Uno dei Gunners, uno degli invincibili.

Ce lo ricordiamo tutti. Le maniche bianche, il petto rosso, la maglietta sudata. La decade di Patrick Vieira tra le fila dell’Arsenal è qualcosa di indimenticabile. Protagonista assoluto degli invincibili. Metronomo di centrocampo. Fisico, roccioso, perno di un centrocampo di altissimo livello, in una squadra che rimarrà per sempre nella storia del calcio. Henry, Pires, Bergkamp, Campbell e tanti altri, tra cui, appunto, Patrick Vieira.

Dopo l’Arsenal la Juve, dopo la Juve l’Inter. Anche nel campionato italiano sapeva il fatto suo. Certo, più lento, più macchinoso, meno lucido. I segni del tempo sul volto e sulle gambe.
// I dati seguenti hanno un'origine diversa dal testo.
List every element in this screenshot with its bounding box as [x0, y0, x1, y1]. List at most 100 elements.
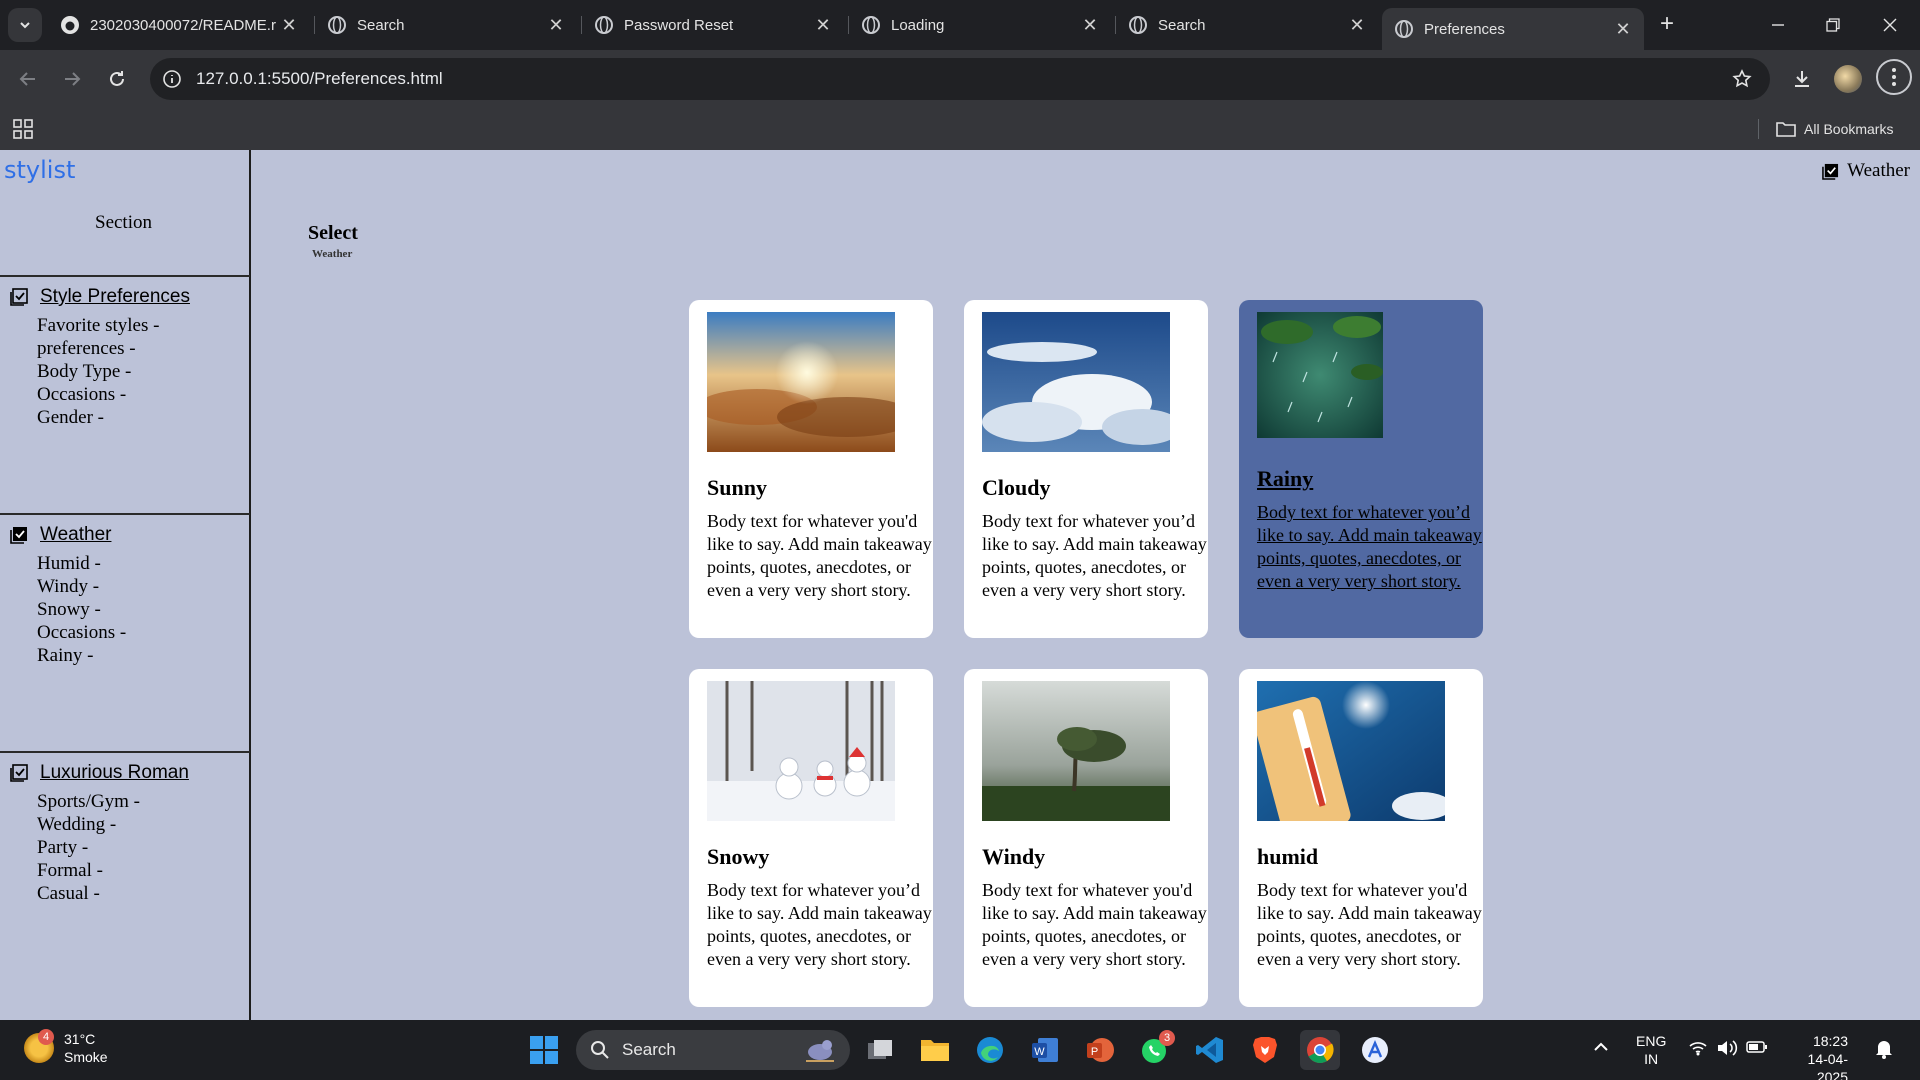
- new-tab-button[interactable]: +: [1652, 10, 1682, 40]
- close-icon[interactable]: ✕: [278, 15, 300, 36]
- globe-icon: [1129, 16, 1147, 34]
- windows-logo-icon: [530, 1036, 558, 1064]
- close-icon[interactable]: ✕: [1612, 19, 1634, 40]
- weather-indicator[interactable]: Weather: [1822, 160, 1910, 182]
- language-indicator[interactable]: ENG IN: [1636, 1032, 1666, 1068]
- edge-button[interactable]: [970, 1030, 1010, 1070]
- word-icon: W: [1032, 1038, 1058, 1062]
- tab-title: Search: [357, 16, 405, 34]
- weather-card-snowy[interactable]: Snowy Body text for whatever you’d like …: [689, 669, 933, 1007]
- taskbar-search-box[interactable]: Search: [576, 1030, 850, 1070]
- taskbar-weather-widget[interactable]: 4 31°C Smoke: [24, 1029, 108, 1066]
- vscode-button[interactable]: [1190, 1030, 1230, 1070]
- clock-time: 18:23: [1812, 1033, 1848, 1049]
- close-icon[interactable]: ✕: [1346, 15, 1368, 36]
- browser-tab[interactable]: Loading ✕: [849, 8, 1111, 42]
- weather-card-humid[interactable]: humid Body text for whatever you'd like …: [1239, 669, 1483, 1007]
- profile-avatar[interactable]: [1834, 65, 1862, 93]
- close-icon[interactable]: ✕: [1079, 15, 1101, 36]
- browser-menu-button[interactable]: [1876, 59, 1912, 95]
- rain-leaves-image: [1257, 312, 1383, 438]
- browser-tab[interactable]: Search ✕: [315, 8, 577, 42]
- card-title: Cloudy: [982, 475, 1051, 500]
- forward-button[interactable]: [56, 63, 88, 95]
- all-bookmarks-label: All Bookmarks: [1804, 121, 1894, 137]
- site-info-icon[interactable]: [160, 67, 184, 91]
- apps-grid-icon[interactable]: [12, 118, 34, 140]
- restore-button[interactable]: [1811, 8, 1855, 42]
- site-logo[interactable]: stylist: [4, 156, 75, 184]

Terminerà la carriera al Manchester City, ed è proprio dal Manchester City che rinasce come allenatore, prima delle giovanili e poi del New York City (società affiliata, n.d.r.).

Attualmente è l’allenatore del Nizza, squadra che milita in Ligue 1. I colori sociali della squadra sono il rosso e il nero e non tutti sanno che non è la prima volta che l’ex centrocampista francese ha a che fare con questi due elementi della tavolozza.

Prima di giungere a Londra, Vieira ha infatti trascorso una brevissima parentesi nella compagine rossonera d’Italia, il Milan. Un solo campionato, anno 1995-96, due presenze e una vita in panchina. Considerato acerbo, non pronto, troppo giovane per un Milan pieno di campioni. Nonostante la breve durata e le poche apparizioni, Vieira ricorda sempre con grande riconoscenza quel periodo. Ha vissuto in uno spogliatoio di persone che gli hanno fatto capire come comportarsi dentro e fuori dal campo, che gli hanno insegnato l’etica del gioco e del lavoro.

Dal rossonero al rossonero quindi, dal Milan al Nizza. Da calciatore a allenatore. In mezzo una carriera di assoluto livello. Peccato sia stata solamente una “toccata e fuga”, un classico passaggio da vera e propria meteora.